- Echo Protocol paused its Monad bridge after an attacker minted about 1,000 unauthorized eBTC worth $76.7 million.
- On-chain data shows the attacker still holds about 955 eBTC, while roughly 384 ETH moved through Tornado Cash.
DeFi’s difficult year continued on Tuesday after Echo Protocol paused cross-chain activity following an exploit tied to its eBTC assets on Monad. The attacker minted about 1,000 unauthorized eBTC, with on-chain monitors valuing the tokens at roughly $76.7 million.
Echo Protocol confirmed that it was investigating a security incident affecting its bridge on Monad. The team also suspended all cross-chain transactions while it reviewed the breach. The move came after blockchain security firm PeckShield and analytics platform Lookonchain flagged the unauthorized mint.
#PeckShieldAlert @dcfgod reports that @EchoProtocol_ was hacked on @monad
The hacker minted 1k $eBTC ($76.7M) &, utilizing the tested flow, deposited 45 $eBTC ($3.45M) into Curvance. They then borrowed ~11.29 $WBTC ($867.7K) against it, bridged the $WBTC to #Ethereum, swapped… https://t.co/DjgI0v85Rw pic.twitter.com/wNnA77UDuI
— PeckShieldAlert (@PeckShieldAlert) May 18, 2026
The attacker did not immediately convert most of the newly created eBTC into other assets. His wallet still holds about 955 eBTC, valued at more than $73 million, according to on-chain data.Â
However, the attacker moved a smaller portion through DeFi markets. He deposited 45 eBTC, worth $3.45 million, as collateral with Curvance and then borrowed 11.3 wrapped Bitcoin, valued at nearly $868,000, before moving the assets to Ethereum.
After bridging the funds, the attacker swapped the WBTC into ETH and sent about 384 ETH, worth roughly $822,000, to Tornado Cash. The movement showed how fake collateral can still unlock real liquidity when lending markets fail to limit newly minted assets.

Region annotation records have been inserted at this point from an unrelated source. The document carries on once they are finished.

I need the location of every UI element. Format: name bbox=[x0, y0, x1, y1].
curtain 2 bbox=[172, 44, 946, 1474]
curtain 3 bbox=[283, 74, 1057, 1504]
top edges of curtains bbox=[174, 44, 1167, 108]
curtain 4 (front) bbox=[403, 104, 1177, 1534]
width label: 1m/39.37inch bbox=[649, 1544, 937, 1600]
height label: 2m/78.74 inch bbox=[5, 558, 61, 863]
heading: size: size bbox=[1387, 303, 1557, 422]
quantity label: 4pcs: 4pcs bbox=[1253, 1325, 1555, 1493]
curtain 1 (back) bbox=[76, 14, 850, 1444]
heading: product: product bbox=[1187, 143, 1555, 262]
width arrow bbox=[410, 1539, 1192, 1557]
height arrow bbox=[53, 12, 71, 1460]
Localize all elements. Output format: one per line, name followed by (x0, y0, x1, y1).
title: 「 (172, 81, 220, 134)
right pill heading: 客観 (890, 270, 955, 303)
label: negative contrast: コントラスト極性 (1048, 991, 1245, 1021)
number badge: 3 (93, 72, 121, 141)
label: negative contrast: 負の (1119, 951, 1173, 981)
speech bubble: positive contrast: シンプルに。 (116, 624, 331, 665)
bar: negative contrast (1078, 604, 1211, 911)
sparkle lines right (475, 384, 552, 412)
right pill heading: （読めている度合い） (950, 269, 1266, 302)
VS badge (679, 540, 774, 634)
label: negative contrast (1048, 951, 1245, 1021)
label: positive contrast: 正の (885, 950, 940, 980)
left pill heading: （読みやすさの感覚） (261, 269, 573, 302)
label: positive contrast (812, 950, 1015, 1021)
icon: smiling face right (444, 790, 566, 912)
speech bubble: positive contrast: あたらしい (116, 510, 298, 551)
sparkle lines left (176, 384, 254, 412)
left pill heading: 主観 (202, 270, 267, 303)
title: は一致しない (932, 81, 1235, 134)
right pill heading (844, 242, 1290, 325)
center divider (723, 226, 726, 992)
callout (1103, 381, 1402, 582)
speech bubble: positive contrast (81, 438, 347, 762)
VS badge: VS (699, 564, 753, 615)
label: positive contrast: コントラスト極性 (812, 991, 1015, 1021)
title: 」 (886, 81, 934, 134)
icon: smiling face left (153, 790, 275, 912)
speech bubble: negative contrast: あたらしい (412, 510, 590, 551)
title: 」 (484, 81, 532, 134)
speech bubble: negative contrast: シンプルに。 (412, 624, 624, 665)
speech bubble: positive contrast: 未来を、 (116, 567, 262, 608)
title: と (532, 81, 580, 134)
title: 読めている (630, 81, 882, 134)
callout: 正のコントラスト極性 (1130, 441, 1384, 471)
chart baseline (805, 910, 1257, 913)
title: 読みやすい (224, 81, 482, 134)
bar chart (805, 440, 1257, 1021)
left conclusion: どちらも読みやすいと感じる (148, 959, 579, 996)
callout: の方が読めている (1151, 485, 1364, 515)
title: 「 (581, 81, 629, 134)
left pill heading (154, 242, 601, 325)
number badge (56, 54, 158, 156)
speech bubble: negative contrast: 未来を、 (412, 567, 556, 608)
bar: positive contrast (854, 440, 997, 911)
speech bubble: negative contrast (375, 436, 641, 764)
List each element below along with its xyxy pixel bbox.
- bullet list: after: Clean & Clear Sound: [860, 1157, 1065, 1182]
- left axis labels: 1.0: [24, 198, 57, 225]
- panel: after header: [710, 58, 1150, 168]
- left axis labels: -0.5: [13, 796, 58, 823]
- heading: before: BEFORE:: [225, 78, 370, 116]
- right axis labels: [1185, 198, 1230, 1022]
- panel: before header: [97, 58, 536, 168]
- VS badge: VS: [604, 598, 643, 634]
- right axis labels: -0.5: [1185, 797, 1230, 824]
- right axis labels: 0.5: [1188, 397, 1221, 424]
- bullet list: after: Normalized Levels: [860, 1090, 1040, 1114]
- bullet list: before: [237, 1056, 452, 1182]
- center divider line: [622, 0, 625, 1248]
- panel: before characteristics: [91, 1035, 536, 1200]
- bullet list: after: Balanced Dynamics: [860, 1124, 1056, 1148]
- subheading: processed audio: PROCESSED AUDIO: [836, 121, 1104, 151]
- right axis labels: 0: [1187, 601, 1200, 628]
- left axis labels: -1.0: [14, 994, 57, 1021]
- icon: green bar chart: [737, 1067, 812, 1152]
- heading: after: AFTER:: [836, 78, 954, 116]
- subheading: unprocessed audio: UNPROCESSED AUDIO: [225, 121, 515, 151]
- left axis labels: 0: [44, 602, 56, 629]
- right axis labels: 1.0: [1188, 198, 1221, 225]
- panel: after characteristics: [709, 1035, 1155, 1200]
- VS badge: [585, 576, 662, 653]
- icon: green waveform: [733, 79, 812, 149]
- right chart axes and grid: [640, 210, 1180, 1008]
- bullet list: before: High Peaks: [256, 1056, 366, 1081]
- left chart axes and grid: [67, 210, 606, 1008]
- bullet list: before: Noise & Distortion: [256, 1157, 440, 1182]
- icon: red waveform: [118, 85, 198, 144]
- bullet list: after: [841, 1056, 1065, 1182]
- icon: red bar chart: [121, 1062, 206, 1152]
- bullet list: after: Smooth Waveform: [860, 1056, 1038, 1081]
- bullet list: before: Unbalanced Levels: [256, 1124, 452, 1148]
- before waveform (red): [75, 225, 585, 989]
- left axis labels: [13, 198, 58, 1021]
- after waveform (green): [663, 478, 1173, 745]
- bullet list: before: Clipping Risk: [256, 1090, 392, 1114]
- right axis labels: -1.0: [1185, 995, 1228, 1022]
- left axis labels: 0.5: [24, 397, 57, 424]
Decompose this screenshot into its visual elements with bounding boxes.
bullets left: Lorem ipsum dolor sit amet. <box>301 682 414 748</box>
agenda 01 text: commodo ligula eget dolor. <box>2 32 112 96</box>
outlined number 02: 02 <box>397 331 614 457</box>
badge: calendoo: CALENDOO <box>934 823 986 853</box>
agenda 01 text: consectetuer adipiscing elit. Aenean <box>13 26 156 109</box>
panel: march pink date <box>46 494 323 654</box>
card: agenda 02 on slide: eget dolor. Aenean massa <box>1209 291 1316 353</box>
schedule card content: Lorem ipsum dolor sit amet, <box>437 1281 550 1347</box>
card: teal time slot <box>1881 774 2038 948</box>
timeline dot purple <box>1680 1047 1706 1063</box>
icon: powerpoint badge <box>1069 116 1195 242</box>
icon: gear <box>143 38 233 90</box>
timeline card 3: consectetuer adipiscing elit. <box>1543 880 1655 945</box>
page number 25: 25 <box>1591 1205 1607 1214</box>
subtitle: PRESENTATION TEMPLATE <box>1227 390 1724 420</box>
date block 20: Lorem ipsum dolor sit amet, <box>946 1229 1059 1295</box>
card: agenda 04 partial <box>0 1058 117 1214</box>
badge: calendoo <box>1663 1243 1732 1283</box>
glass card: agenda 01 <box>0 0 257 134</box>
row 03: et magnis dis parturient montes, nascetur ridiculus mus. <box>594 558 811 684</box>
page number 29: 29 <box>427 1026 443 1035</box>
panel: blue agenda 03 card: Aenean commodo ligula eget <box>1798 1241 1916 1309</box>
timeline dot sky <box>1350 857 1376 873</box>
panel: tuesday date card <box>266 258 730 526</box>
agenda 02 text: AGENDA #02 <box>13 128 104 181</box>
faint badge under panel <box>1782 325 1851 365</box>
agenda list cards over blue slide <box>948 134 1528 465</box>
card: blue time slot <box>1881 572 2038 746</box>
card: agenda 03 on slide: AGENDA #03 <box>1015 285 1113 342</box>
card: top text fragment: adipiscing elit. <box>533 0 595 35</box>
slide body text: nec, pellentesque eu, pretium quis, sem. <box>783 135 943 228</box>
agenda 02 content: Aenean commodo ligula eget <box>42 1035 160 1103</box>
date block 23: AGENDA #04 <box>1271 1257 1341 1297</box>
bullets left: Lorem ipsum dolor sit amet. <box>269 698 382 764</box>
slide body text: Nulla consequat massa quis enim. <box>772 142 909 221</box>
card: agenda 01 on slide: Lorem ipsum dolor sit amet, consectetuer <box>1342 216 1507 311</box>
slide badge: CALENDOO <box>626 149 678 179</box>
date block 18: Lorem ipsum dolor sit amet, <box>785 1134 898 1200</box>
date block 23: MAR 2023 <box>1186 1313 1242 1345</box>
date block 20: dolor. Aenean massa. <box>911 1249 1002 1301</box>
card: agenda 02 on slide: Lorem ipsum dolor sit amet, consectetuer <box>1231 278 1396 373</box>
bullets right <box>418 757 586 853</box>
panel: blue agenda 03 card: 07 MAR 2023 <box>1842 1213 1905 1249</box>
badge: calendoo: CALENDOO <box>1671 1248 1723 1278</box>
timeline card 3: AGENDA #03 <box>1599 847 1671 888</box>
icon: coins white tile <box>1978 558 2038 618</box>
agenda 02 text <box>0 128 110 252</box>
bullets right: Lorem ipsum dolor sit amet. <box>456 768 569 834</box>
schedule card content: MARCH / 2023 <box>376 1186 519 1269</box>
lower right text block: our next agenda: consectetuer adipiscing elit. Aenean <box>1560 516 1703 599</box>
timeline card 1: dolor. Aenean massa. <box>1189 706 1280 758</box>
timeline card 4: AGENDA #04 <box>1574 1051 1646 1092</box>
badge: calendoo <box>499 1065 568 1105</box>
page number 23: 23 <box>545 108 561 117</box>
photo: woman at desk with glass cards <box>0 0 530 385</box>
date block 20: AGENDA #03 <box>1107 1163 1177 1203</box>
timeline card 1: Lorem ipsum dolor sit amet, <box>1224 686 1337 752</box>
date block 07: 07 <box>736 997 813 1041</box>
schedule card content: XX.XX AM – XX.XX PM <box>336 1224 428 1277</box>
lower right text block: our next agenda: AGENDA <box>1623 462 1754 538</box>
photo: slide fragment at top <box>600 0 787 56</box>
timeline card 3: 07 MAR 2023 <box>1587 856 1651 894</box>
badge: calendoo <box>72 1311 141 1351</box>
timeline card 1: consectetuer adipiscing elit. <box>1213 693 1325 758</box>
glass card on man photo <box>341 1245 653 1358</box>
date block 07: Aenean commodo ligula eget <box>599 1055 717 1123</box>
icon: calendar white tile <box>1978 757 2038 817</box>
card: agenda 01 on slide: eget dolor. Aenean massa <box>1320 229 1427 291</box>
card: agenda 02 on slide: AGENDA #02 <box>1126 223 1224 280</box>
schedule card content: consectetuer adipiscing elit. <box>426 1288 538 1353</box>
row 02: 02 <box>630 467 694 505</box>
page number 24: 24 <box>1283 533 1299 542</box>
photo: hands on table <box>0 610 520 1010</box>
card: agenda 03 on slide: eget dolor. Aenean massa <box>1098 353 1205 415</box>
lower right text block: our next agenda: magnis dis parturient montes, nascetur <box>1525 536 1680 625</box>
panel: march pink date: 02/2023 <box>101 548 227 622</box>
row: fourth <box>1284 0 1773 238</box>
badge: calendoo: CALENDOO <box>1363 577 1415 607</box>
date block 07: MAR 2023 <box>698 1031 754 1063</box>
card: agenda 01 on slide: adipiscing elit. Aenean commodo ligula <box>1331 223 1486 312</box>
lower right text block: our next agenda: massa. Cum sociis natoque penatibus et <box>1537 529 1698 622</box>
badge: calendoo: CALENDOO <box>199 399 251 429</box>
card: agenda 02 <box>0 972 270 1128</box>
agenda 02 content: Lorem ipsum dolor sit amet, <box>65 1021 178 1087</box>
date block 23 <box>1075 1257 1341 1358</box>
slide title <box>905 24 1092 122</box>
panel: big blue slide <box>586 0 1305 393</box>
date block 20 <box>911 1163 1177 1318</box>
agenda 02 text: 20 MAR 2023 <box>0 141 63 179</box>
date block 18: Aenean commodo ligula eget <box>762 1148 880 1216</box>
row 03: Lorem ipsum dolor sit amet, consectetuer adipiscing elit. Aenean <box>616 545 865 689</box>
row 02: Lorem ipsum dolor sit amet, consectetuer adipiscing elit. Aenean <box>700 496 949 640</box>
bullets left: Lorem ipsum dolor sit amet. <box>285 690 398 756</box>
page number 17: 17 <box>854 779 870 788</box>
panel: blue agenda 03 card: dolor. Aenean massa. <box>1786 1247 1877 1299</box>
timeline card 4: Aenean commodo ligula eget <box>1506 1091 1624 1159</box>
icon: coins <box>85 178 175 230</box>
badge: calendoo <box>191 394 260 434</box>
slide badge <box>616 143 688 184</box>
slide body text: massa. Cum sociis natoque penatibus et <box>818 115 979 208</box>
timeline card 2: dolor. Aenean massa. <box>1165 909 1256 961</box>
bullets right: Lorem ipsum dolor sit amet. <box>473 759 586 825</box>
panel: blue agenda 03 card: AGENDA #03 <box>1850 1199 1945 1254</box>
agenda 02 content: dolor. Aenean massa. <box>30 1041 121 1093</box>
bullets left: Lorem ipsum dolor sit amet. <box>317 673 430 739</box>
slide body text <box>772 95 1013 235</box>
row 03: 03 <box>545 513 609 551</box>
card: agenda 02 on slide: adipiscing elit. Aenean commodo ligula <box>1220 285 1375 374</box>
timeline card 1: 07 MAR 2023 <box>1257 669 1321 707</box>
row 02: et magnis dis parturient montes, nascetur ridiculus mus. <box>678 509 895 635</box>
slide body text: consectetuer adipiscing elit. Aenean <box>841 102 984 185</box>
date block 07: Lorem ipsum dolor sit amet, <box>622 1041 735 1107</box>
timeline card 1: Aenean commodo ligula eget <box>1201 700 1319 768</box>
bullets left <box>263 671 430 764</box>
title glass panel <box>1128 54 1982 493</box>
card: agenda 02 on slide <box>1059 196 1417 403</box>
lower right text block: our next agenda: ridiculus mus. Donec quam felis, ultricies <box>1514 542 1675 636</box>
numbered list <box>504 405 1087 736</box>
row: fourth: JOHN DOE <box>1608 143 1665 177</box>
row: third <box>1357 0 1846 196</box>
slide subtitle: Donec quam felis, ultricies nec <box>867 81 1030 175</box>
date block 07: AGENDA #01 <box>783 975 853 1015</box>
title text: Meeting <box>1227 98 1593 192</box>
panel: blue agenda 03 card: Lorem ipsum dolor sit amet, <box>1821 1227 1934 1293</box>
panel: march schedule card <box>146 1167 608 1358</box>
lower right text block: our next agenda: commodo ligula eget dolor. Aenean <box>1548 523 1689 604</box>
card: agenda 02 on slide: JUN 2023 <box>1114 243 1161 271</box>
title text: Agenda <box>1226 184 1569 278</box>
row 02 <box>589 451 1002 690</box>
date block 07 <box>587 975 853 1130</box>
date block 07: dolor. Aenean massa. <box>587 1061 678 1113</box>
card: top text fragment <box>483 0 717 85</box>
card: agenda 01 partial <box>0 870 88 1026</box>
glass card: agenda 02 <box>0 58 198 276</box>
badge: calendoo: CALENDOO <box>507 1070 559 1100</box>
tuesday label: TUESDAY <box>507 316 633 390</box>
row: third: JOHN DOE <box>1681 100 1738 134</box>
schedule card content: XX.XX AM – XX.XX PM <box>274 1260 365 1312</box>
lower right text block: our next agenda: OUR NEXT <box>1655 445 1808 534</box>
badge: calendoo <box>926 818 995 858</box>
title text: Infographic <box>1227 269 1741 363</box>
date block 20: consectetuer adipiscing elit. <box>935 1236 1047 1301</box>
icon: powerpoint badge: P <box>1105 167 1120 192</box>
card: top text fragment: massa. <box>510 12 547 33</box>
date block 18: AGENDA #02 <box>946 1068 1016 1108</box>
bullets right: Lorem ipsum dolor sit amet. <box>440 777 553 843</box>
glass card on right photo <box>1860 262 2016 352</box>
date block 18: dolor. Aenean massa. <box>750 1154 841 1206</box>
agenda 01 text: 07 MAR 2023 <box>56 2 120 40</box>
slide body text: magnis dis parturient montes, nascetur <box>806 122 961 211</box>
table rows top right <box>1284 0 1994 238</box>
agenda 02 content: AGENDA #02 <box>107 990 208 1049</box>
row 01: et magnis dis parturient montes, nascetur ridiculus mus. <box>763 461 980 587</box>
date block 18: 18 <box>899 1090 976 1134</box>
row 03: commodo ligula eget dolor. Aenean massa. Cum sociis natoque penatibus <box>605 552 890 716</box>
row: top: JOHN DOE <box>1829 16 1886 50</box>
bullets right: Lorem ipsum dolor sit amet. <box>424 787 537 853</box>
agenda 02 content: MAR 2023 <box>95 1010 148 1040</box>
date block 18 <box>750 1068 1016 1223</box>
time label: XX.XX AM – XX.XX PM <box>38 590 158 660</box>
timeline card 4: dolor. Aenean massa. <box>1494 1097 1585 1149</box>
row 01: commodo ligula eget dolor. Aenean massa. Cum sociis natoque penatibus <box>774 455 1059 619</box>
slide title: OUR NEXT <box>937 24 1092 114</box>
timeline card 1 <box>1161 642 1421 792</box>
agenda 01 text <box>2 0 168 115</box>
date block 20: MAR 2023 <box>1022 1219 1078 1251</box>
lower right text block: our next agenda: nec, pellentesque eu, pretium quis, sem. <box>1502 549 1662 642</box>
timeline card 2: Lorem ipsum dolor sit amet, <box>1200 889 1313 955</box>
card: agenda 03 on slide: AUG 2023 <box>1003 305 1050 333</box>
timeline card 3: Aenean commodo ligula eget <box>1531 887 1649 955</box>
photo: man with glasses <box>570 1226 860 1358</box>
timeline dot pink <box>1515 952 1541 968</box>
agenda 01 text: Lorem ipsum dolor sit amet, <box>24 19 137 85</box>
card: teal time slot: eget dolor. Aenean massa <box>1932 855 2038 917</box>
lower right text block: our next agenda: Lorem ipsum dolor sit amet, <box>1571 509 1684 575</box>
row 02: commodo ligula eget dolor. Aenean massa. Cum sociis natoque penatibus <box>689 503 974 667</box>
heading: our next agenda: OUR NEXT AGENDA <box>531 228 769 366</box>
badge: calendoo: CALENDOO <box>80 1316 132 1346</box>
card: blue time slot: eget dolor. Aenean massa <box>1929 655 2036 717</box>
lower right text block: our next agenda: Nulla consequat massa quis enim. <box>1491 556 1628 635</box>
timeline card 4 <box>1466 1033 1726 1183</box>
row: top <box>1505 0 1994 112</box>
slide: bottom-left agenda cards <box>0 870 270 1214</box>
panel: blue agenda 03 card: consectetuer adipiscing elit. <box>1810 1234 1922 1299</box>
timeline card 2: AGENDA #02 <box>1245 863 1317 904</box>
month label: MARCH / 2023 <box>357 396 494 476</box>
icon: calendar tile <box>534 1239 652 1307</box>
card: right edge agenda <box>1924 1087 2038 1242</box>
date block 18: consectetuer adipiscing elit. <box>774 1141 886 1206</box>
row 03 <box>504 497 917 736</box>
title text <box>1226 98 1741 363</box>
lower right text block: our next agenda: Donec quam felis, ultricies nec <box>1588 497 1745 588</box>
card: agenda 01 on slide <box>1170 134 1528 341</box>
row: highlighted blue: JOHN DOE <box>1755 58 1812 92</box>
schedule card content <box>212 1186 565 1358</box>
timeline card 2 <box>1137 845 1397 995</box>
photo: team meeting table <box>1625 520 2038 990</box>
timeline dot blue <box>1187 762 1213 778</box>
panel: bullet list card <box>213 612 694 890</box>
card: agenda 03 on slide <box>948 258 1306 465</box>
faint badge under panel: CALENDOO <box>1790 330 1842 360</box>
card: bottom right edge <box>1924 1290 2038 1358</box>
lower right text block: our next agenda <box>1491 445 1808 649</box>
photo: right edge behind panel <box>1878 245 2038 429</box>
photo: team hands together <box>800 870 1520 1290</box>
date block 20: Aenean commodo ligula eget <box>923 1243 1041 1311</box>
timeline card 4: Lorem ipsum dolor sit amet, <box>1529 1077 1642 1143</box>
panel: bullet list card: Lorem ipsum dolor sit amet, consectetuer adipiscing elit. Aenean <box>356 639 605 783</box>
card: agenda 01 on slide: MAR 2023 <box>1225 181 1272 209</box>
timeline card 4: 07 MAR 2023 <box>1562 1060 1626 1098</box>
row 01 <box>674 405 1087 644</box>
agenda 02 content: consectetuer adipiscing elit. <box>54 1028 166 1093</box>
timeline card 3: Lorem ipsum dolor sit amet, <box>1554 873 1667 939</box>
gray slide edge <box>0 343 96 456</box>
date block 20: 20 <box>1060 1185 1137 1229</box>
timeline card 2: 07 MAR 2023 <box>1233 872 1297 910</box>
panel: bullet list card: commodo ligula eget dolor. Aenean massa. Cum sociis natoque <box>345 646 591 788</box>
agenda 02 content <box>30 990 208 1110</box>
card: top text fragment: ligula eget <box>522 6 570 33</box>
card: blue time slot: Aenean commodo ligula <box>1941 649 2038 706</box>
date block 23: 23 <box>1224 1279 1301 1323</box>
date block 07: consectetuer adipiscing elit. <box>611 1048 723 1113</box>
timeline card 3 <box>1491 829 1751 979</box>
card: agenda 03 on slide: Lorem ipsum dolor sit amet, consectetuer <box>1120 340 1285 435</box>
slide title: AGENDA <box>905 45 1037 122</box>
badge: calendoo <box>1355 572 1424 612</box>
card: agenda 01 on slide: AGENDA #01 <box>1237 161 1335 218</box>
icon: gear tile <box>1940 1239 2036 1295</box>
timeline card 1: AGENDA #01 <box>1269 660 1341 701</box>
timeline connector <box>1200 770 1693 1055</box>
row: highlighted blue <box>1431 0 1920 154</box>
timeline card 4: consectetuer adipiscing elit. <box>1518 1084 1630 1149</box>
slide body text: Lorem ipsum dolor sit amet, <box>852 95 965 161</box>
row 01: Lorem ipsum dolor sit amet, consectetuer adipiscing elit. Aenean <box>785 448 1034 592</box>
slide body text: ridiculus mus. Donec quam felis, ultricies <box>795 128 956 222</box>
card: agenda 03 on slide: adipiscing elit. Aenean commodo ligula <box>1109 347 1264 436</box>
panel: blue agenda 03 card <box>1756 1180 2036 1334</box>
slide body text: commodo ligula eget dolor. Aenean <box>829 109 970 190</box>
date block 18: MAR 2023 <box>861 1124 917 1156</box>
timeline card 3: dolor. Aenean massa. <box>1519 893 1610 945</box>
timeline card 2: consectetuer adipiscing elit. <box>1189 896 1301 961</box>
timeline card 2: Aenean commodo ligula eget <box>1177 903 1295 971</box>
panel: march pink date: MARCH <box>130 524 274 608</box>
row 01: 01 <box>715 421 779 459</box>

Echo Protocol operates as a Bitcoin-focused DeFi platform. It supports Bitcoin liquidity aggregation, liquid staking, restaking, and yield strategies through assets such as eBTC. The protocol uses eBTC to help users move Bitcoin-linked liquidity into DeFi markets across supported chains.
The incident drew attention to Monad, where Echo’s affected deployment operated. Monad co-founder Keone Hon said the network itself was not affected and continued to operate normally.Â
To clarify, the Monad network is not affected and is operating normally
Security researchers in their review have determined that ~$816,000 appears to have been stolen as a result of this exploit of @EchoProtocol_ 's eBTC
— Keone Hon (@keoneHD) May 18, 2026
Curvance also said its smart contracts were not compromised and paused the affected Echo eBTC market for review. The protocol also stated that its isolated market structure helped prevent the issue from spreading to other pools.
Echo Protocol Breach Deepens DeFi Security Concerns
Early findings show that Echo Protocol’s exploit likely came from a compromised admin private key, not a fault in the smart contract itself. Blockchain developer Marioo said the eBTC contract worked as intended, but operational weaknesses enabled the attacker to exploit privileged access.
The reported weaknesses included a single-signature admin role, no timelock, no minting cap, and no issuance rate limit. Researchers also pointed to the absence of stronger checks on freshly minted eBTC before Curvance accepted it as collateral.
Those details matter for DeFi lenders that support assets from newer protocols and chains. When a collateral token can be minted through a privileged key, lending markets need stronger limits before users deposit real assets against it.
Echo Protocol said it would continue to share updates through its official channels. For now, the bridge suspension remains a central response while the team reviews the incident and tracks the attacker’s wallet.
The Echo exploit adds to a growing list of DeFi attacks in 2026. Recent incidents include the Verus Protocol Ethereum bridge exploit, which involved a fraudulent cross-chain transfer message and resulted in at least $11.6 million in stolen crypto.
Other attacks have hit larger targets this year. Drift Protocol lost about $285 million, while Kelp DAO suffered a separate exploit worth roughly $292 million in April. THORChain also halted trading after investigator ZachXBT flagged a suspected $10 million exploit.
Transit Finance recently reported a deprecated smart contract exploit that caused nearly $1.88 million in losses.